Both right and left are culpable for eliminating shop class, however.  Crawford does explore the reasons why liberals aren’t wild about shop, (he calls it the politics of irresponsibility).

But I remember conservative groups in the 80s also went after “voc-ed,” accusing educators of making “industrial policy,” of “limiting kids’ potential” and painting shop as part of “outcomes-based education.”  Teachers unions and school administrators were only too happy to be thrown into that briar patch, and shop classes by the hundreds died on the vine.

The author spends a good deal of time discussing how corporations and government have made white-collar jobs into the same drudgery as unskilled labor — possibly even more so — but ignores how unions-- which are even more hostile to individual initiative -- have tried to force skilled labor into the same repetitive patterns.  Perhaps is because the book largely is a reflection of his personal experience.

But that’s unfortunate because unions are a major reason for the educational phenomenon he decries. Unions all but have a trademark on the term “skilled trades,” which makes Republican politicians suspicious.  So, they talk of “emerging sectors” and the “knowledge economy.”

Democrats profess to love people who work with their hands, but they tend to hate everything they actually do.  Liberalism is at war with blue-collar work, which often involves petroleum, digging, cutting and building — all things they are trying to limit through regulation. 

The educrats are more than willing to go along because of the reasons Crawford enumerates.

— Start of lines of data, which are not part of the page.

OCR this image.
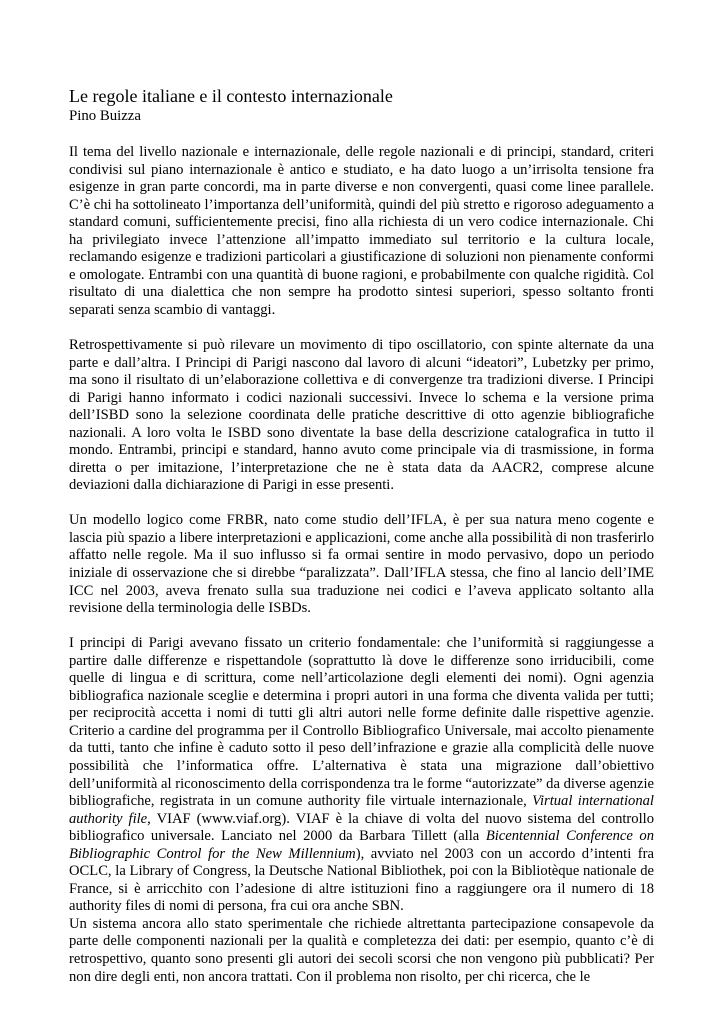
Le regole italiane e il contesto internazionale
Pino Buizza

Il tema del livello nazionale e internazionale, delle regole nazionali e di principi, standard, criteri condivisi sul piano internazionale è antico e studiato, e ha dato luogo a un’irrisolta tensione fra esigenze in gran parte concordi, ma in parte diverse e non convergenti, quasi come linee parallele. C’è chi ha sottolineato l’importanza dell’uniformità, quindi del più stretto e rigoroso adeguamento a standard comuni, sufficientemente precisi, fino alla richiesta di un vero codice internazionale. Chi ha privilegiato invece l’attenzione all’impatto immediato sul territorio e la cultura locale, reclamando esigenze e tradizioni particolari a giustificazione di soluzioni non pienamente conformi e omologate. Entrambi con una quantità di buone ragioni, e probabilmente con qualche rigidità. Col risultato di una dialettica che non sempre ha prodotto sintesi superiori, spesso soltanto fronti separati senza scambio di vantaggi.

Retrospettivamente si può rilevare un movimento di tipo oscillatorio, con spinte alternate da una parte e dall’altra. I Principi di Parigi nascono dal lavoro di alcuni “ideatori”, Lubetzky per primo, ma sono il risultato di un’elaborazione collettiva e di convergenze tra tradizioni diverse. I Principi di Parigi hanno informato i codici nazionali successivi. Invece lo schema e la versione prima dell’ISBD sono la selezione coordinata delle pratiche descrittive di otto agenzie bibliografiche nazionali. A loro volta le ISBD sono diventate la base della descrizione catalografica in tutto il mondo. Entrambi, principi e standard, hanno avuto come principale via di trasmissione, in forma diretta o per imitazione, l’interpretazione che ne è stata data da AACR2, comprese alcune deviazioni dalla dichiarazione di Parigi in esse presenti.

Un modello logico come FRBR, nato come studio dell’IFLA, è per sua natura meno cogente e lascia più spazio a libere interpretazioni e applicazioni, come anche alla possibilità di non trasferirlo affatto nelle regole. Ma il suo influsso si fa ormai sentire in modo pervasivo, dopo un periodo iniziale di osservazione che si direbbe “paralizzata”. Dall’IFLA stessa, che fino al lancio dell’IME ICC nel 2003, aveva frenato sulla sua traduzione nei codici e l’aveva applicato soltanto alla revisione della terminologia delle ISBDs.

I principi di Parigi avevano fissato un criterio fondamentale: che l’uniformità si raggiungesse a partire dalle differenze e rispettandole (soprattutto là dove le differenze sono irriducibili, come quelle di lingua e di scrittura, come nell’articolazione degli elementi dei nomi). Ogni agenzia bibliografica nazionale sceglie e determina i propri autori in una forma che diventa valida per tutti; per reciprocità accetta i nomi di tutti gli altri autori nelle forme definite dalle rispettive agenzie. Criterio a cardine del programma per il Controllo Bibliografico Universale, mai accolto pienamente da tutti, tanto che infine è caduto sotto il peso dell’infrazione e grazie alla complicità delle nuove possibilità che l’informatica offre. L’alternativa è stata una migrazione dall’obiettivo dell’uniformità al riconoscimento della corrispondenza tra le forme “autorizzate” da diverse agenzie bibliografiche, registrata in un comune authority file virtuale internazionale, Virtual international authority file, VIAF (www.viaf.org). VIAF è la chiave di volta del nuovo sistema del controllo bibliografico universale. Lanciato nel 2000 da Barbara Tillett (alla Bicentennial Conference on Bibliographic Control for the New Millennium), avviato nel 2003 con un accordo d’intenti fra OCLC, la Library of Congress, la Deutsche National Bibliothek, poi con la Bibliotèque nationale de France, si è arricchito con l’adesione di altre istituzioni fino a raggiungere ora il numero di 18 authority files di nomi di persona, fra cui ora anche SBN.

Un sistema ancora allo stato sperimentale che richiede altrettanta partecipazione consapevole da parte delle componenti nazionali per la qualità e completezza dei dati: per esempio, quanto c’è di retrospettivo, quanto sono presenti gli autori dei secoli scorsi che non vengono più pubblicati? Per non dire degli enti, non ancora trattati. Con il problema non risolto, per chi ricerca, che le
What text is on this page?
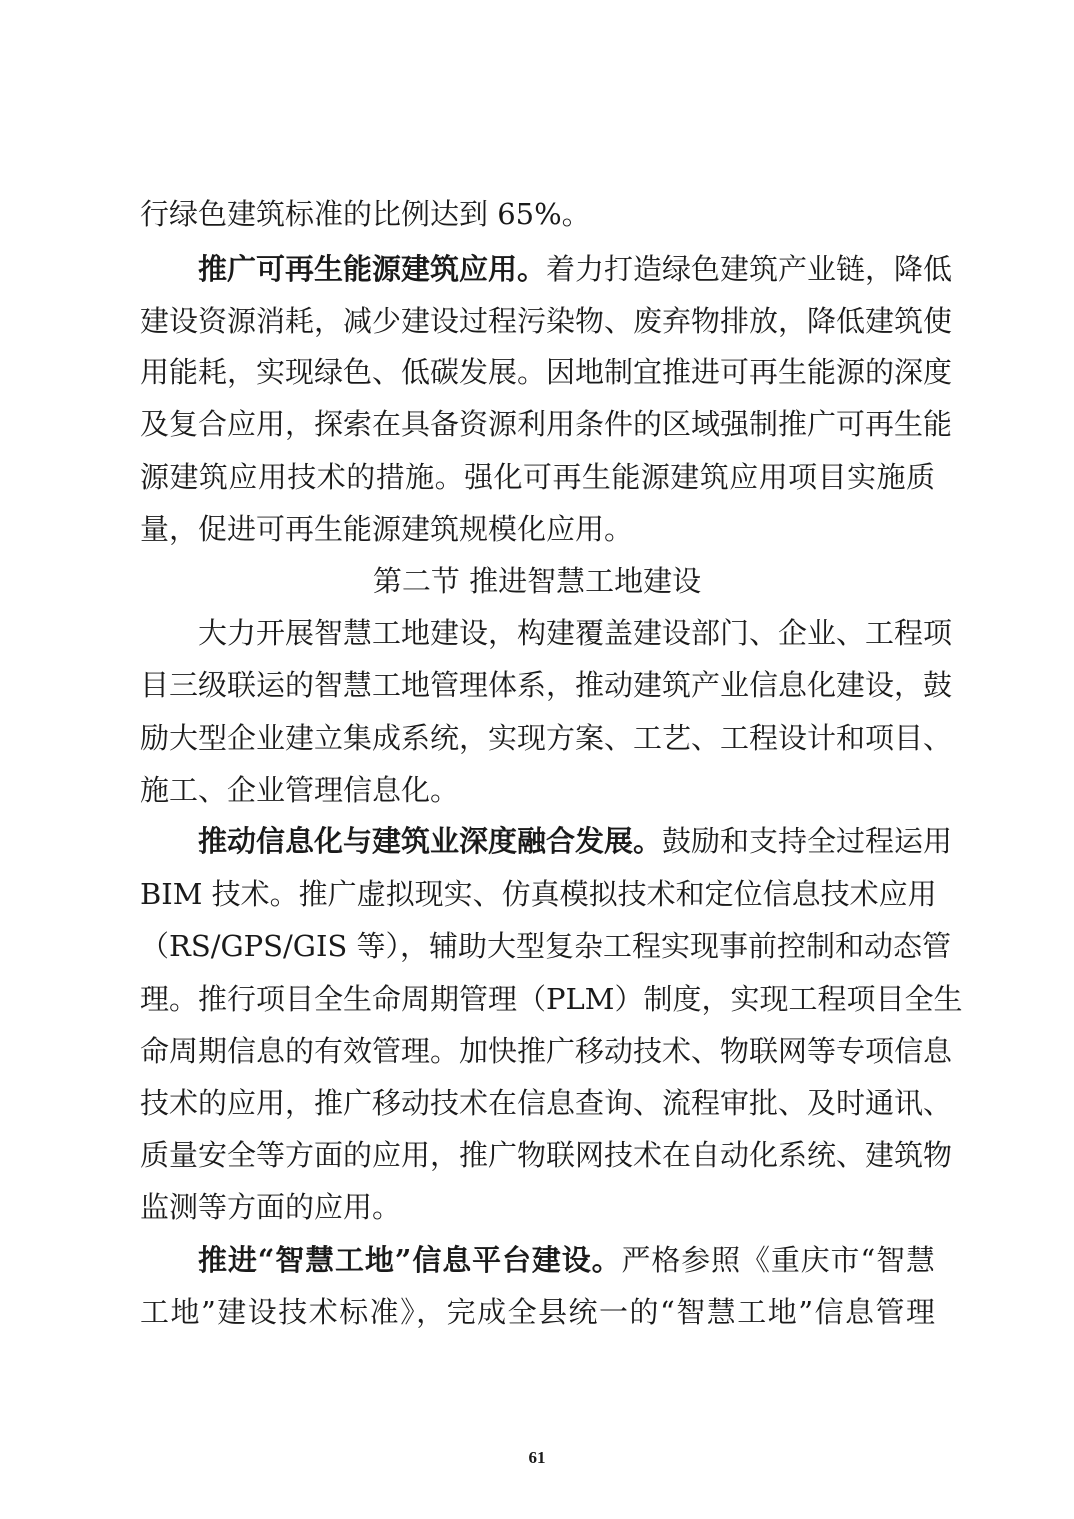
行绿色建筑标准的比例达到 65%。
推广可再生能源建筑应用。着力打造绿色建筑产业链，降低
建设资源消耗，减少建设过程污染物、废弃物排放，降低建筑使
用能耗，实现绿色、低碳发展。因地制宜推进可再生能源的深度
及复合应用，探索在具备资源利用条件的区域强制推广可再生能
源建筑应用技术的措施。强化可再生能源建筑应用项目实施质
量，促进可再生能源建筑规模化应用。
第二节 推进智慧工地建设
大力开展智慧工地建设，构建覆盖建设部门、企业、工程项
目三级联运的智慧工地管理体系，推动建筑产业信息化建设，鼓
励大型企业建立集成系统，实现方案、工艺、工程设计和项目、
施工、企业管理信息化。
推动信息化与建筑业深度融合发展。鼓励和支持全过程运用
BIM 技术。推广虚拟现实、仿真模拟技术和定位信息技术应用
（RS/GPS/GIS 等），辅助大型复杂工程实现事前控制和动态管
理。推行项目全生命周期管理（PLM）制度，实现工程项目全生
命周期信息的有效管理。加快推广移动技术、物联网等专项信息
技术的应用，推广移动技术在信息查询、流程审批、及时通讯、
质量安全等方面的应用，推广物联网技术在自动化系统、建筑物
监测等方面的应用。
推进“智慧工地”信息平台建设。严格参照《重庆市“智慧
工地”建设技术标准》，完成全县统一的“智慧工地”信息管理
61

And since teachers unions have more political power than any skilled trade association or union, going along is the path of least resistance for the politicians.

In many ways, tradesmen are a class without a party. Those who own their own business are heavily Republican, and those who don’t are a natural constituency for conservatism.

Skilled tradesmen tend to have an entrepreneurial ambition -- what dealership mechanic doesn’t deep down want to open his own garage?  What union electrician wouldn’t rather be a contractor? 

At times, Crawford over-intellectualizes his subject; Shopcraft is expanded from an essay, and it shows at times.  But the book aimed is less toward the practical types it is advocating for and more written to convince policy makers and educators — and they dig that kind of stuff.

For the most part, though, Shopcraft as Soulcraft is plainly, passionately and practically argued.  Michael Crawford has done an enormous service by writing it — is anyone listening?

He has found his zen, if you will, in motorcycle maintenance. Shopcraft is not only an important social document but also a deeply personal one.  When Crawford talks about his work, we understand his joy at a job well done.

So if he could be a guidance counselor, what would Crawford advise your graduate?


“If you have a natural bent toward scholarship, if you are attracted to the most difficult books out of an urgent need, and can spare four years to devote to them, go to college.  In fact, approach college in the spirit of craftsmanship, going deep into the liberal arts and sciences.  But if this is not the case, if the thought of sitting four more years in a classroom makes your skin crawl, the good news is that you don’t have to go through the motions and jump through the hoops for the sake of making a decent living. Even if you do go to college, learn a trade in the summers You’re likely to be less damaged and quite possibly better paid than a cubicle-dwelling tender of information systems or low-level `creative.’  To heed such advice would require a certain contrarian streak, as it entails rejecting a life course set out by others as obligatory and inevitable.”

In other words, it would be a very American thing to do.  This book is selling well.  Let’s hope it has a lasting impact.